Making Women’s Herstory Month more Inclusive of Trans People

U.S. White House in Washington, D.C.

The following is an editorial by Skye Sarac, an undergraduate intern in the Women’s Center.

On Jan. 20, 2021, President Biden signed an executive order that removed prohibitions against trans students from competing in sports that match their gender identity. This led to outrage from right-wing politicians to religious groups to feminists. In fact, the Women’s Liberation Front, a feminist lobbying group, claimed that President Biden’s order violates Title IX by discriminating against cisgender women and infringes upon their right to play sports.

The tension between trans rights activists and “radical feminists” is nothing new. In 2019, J. K. Rowling, the billionaire writer and well-known feminist, was widely criticized after tweeting her support for Maya Forstater, a British consultant who was fired after verbally attacking transgender people. 

Rowling’s comments reflect a philosophy known as gender critical feminism or, in more colloquial terms, trans-exclusionary radical feminism (TERF-ism). Gender critical feminism espouses the idea that allowing trans women into spaces meant for cis women inherently infringes upon the rights of cisgender women, and movements that deny the reality of biological sex are inherently anti-feminist. 

Gender critical feminism, with its roots in radical feminism, began as a way to reclaim the power that women have been denied throughout history. A cornerstone of the movement is that it specifically excludes men and anyone who is not a cisgender female.

The problem with the movement is not necessarily that it separates gender from sex, but in denying the validity and existence of trans women, it is gatekeeping womanhood based on physiological traits, actively harming those who identify as women but were assigned male at birth.

Even if the gender critical movement is correct in its interpretation of sex and gender, which I don’t think they are, the idea of excluding anyone from feminism based on their identity is inherently problematic and goes against the ideas of inclusion and equity that feminists have long fought for. 

Rowling’s comments and the larger TERF movement reflect a deeply flawed way of thinking that reduces women to their anatomy and organs, which harms both trrangender and cisgender women. According to Layshia Clarendon, a WNBA player who identifies as nonbinary trans, there is a tendency to fixate on surgeries and hormones when discussing trans people, which detracts from the more relevant aspects of trans identity and excludes a significant part of the trans community.

As a cis woman, I often wonder if I’m doing enough to support the trans community; it can be tough to find the delicate balance between advocating and overstepping. According to Clarendon, cis women advocating for trans people is similar to white people advocating for Black people. Those who are oppressed should not have to carry the burden of fighting their oppression.

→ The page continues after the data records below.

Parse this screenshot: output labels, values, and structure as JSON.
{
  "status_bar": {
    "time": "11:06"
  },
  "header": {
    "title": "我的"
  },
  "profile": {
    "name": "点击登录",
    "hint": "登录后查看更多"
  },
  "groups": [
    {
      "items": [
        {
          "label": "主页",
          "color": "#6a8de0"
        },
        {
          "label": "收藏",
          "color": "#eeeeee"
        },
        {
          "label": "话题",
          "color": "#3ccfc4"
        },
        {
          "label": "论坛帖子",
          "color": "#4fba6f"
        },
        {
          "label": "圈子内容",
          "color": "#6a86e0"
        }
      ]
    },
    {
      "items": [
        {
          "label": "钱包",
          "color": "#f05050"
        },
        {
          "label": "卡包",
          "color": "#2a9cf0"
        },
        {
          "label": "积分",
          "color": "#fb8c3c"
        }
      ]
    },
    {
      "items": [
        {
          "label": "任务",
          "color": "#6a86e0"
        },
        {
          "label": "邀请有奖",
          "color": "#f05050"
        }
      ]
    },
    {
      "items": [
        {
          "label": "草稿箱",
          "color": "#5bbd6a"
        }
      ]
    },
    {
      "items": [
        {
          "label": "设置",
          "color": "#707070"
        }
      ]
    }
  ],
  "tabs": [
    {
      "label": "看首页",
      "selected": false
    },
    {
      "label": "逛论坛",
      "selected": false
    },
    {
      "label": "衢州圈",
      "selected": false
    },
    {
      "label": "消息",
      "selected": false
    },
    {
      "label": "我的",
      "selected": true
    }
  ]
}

Another factor that complicates activism is that often what looks like solidarity is actually performative. For example, J. K. Rowling tweeted a clarifying response after her tweet went viral stating that trans people have the right to dress however they please and call themselves whatever they like.

While Rowling’s tweet may initially seem supportive, the problem is that this surface-level support isn’t enough. After all, trans people do not need permission from cis people to dress however they want or change their names. In order to truly support the trans community, we must go beyond the bare minimum, which is what Rowling’s tweet is. 

To start, we should always call people by their correct names and pronouns, and if you aren’t sure, ask. It’s also important to respect and believe trans people about their identities; if someone says they are trans, that is a fact. Also, we can alleviate some of the burden that trans people must face in constantly having to explain their identities by educating others about basic concepts related to trans rights and trans identities. 

It is also important to remember the role of intersectionality in the ability of trans people to exist openly and authentically. For example, a white trans person may have a very different experience with existing in the world than a Black trans person. We should take this into account when discussing trans issues and remember that for a lot of marginalized groups, specifically Black trans women, the act of living authentically can often mean putting oneself in danger

The backlash against Biden’s executive order shows that we have a long way to go in the fight for trans rights, but fortunately, we do have the power to do better. As cis people, we can use our privilege to make the world a little safer for trans people. In fact, we should be doing so right now.